In Silicon Valley, it’s hard to travel far without running into a “AI for X” startup. AI in business technology. AI in healthcare. Use AI in dating. And so forth.
It’s undeniable that some of these startups are just marketing puffery. The majority of the others, however, are merely licensing large AI systems from well-funded startups and tech giants, like Google’s Bard, Anthropic’s Claude, and OpenAI’s ChatGPT, and applying them to whatever human endeavor their founders believe hasn’t received enough AI attention to date.
These startups’ and services’ sudden ubiquity indicates that the AIs they are using are primed for success. However, they’re not in a lot of ways. Not yet, at least. The underlying AIs that underlie all of this hype are improving quickly, which is good news for enthusiasts of AI, anyway. This implies that the buzz of today may soon give way to reality tomorrow.
It will take some intellectual exploration for us to fully comprehend all of this, including why AIs aren’t ready for prime time, how they are improving, and what that can tell us about where we’re heading.

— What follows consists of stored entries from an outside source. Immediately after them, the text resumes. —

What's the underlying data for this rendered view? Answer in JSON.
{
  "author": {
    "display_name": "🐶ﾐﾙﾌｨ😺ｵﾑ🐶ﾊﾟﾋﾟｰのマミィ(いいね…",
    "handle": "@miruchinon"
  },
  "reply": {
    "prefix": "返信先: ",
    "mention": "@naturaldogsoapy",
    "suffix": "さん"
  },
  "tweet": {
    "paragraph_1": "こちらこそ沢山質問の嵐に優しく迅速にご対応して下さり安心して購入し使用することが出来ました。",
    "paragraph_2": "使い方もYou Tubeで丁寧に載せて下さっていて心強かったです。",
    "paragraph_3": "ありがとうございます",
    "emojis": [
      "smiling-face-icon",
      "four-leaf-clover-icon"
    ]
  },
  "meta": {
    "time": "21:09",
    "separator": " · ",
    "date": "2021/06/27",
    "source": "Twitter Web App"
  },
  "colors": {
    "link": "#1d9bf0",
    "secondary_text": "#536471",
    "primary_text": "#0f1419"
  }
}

It’s helpful to first comprehend how these AIs operate. It’s essential to understand two terms: foundation models and “generative AI.” Generative artificial intelligence (AI) refers to the current generation of AIs that are generating such excitement among people because they are doing things that, until a few years ago, seemed only humans could do. They are built upon foundation models, which are massive systems trained on massive datasets—often terabytes of data representing all publicly accessible information on the internet.
AIs that can create startlingly realistic images, artificial voices that sound exactly like the humans they mimic, and responses to written prompts that are uncannily humanlike are known as generative AIs.

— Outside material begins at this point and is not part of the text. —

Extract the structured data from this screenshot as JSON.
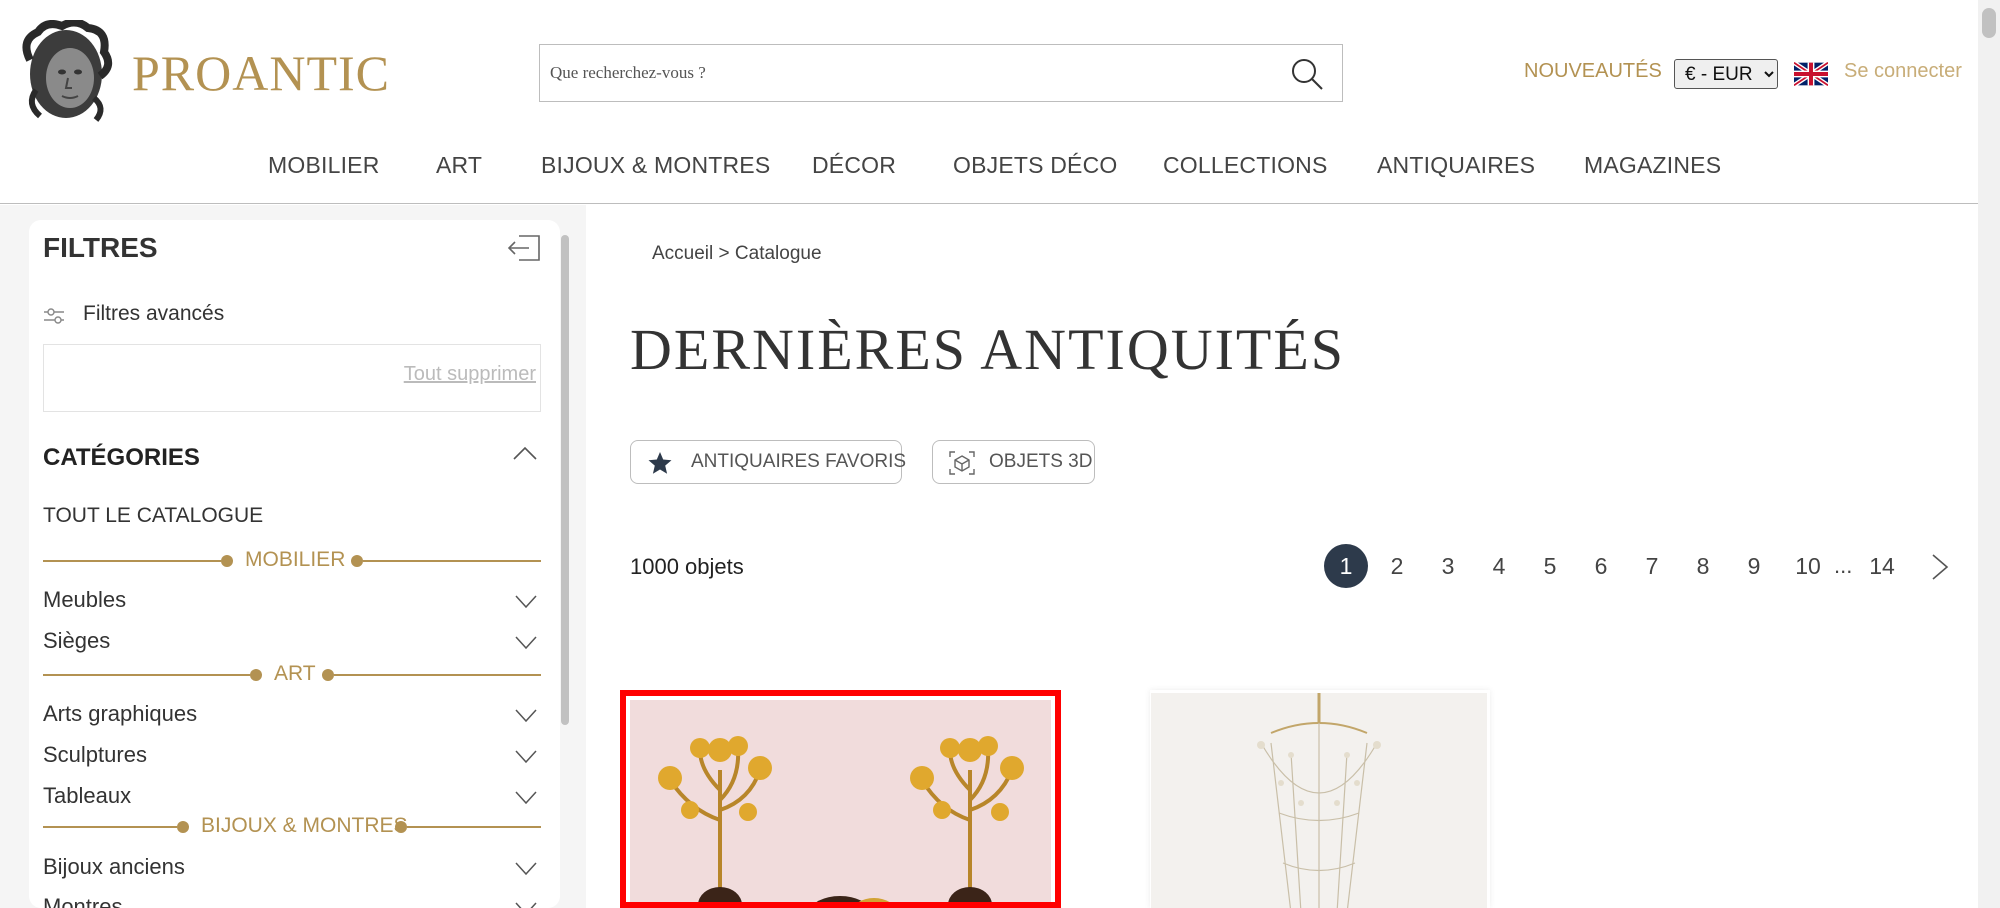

Comparing these AIs to other revolutionary technologies in their early stages of development is the best way to grasp where these technologies might take us and why predictions are only partially useful. Consider the steam machine. Early eighteenth-century inventors Thomas Savery and Thomas Newcomen created crude steam-powered pumps to remove water from mines; no one could have predicted that these early pumps would one day develop into highly efficient steam turbines, which are necessary to produce electricity. (To start with, electricity wasn’t yet discovered.)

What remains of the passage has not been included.